En una sociedad donde el trabajo se percibe, a menudo, como una obligación que termina con la jubilación, hay quienes desafían esta idea con su ejemplo. Agricultores que siguen labrando la tierra a los 85 años, modistas que no abandonan su aguja a los 83, empresarios que con 90 siguen dirigiendo sus empresas, artistas que, como Raphael o Ruy de Carvalho, entregan su vida al escenario sin pensar en un retiro. ¿Qué tienen en común estas personas?

No es solo resistencia, ni una simple necesidad económica. Lo que los mueve es algo más profundo: una conexión vital con lo que hacen. En su trabajo encuentran identidad, propósito, gratificación y, sobre todo, vida.

El trabajo, cuando es más que una imposición externa, se convierte en una fuente de sentido. Nos permite crear, servir, aportar valor a los demás y, en el proceso, construirnos a nosotros mismos.
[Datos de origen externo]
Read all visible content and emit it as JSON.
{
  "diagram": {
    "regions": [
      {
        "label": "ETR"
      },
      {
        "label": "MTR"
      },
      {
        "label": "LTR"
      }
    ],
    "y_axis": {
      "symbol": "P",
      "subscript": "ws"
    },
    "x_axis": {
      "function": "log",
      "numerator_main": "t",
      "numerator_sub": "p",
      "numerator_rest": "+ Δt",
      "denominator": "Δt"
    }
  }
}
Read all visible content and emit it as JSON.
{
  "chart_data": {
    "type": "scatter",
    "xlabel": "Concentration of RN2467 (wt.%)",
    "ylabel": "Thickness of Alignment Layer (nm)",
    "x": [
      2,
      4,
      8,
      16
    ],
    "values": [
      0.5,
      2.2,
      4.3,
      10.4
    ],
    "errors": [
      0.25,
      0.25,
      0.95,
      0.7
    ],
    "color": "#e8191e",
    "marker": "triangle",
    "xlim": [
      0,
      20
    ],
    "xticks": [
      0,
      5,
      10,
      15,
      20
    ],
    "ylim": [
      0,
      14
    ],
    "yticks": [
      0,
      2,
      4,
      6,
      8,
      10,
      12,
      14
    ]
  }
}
Nos da autonomía, nos reta, nos mantiene activos física y mentalmente.

Vivimos en un mundo en el que cada vez se habla más de la conciliación, del descanso, de la jubilación anticipada. Y, aunque el descanso es necesario, también lo es comprender que el trabajo no es el enemigo. Más bien, la clave está en encontrar o construir una relación con el trabajo que nos permita disfrutarlo, crecer con él y verlo como un espacio de realización.

Para muchos, el verdadero retiro no llega cuando dejan de trabajar, sino cuando dejan de sentirse útiles. Por eso, el desafío no es solo repensar el trabajo, sino nuestra actitud hacia él: ¿cómo convertirlo en una extensión de lo que somos, en algo que nos impulse y nos mantenga vivos?

Tal vez la respuesta esté en aprender de quienes no cuentan los años que han trabajado, sino la vida que han encontrado en su labor.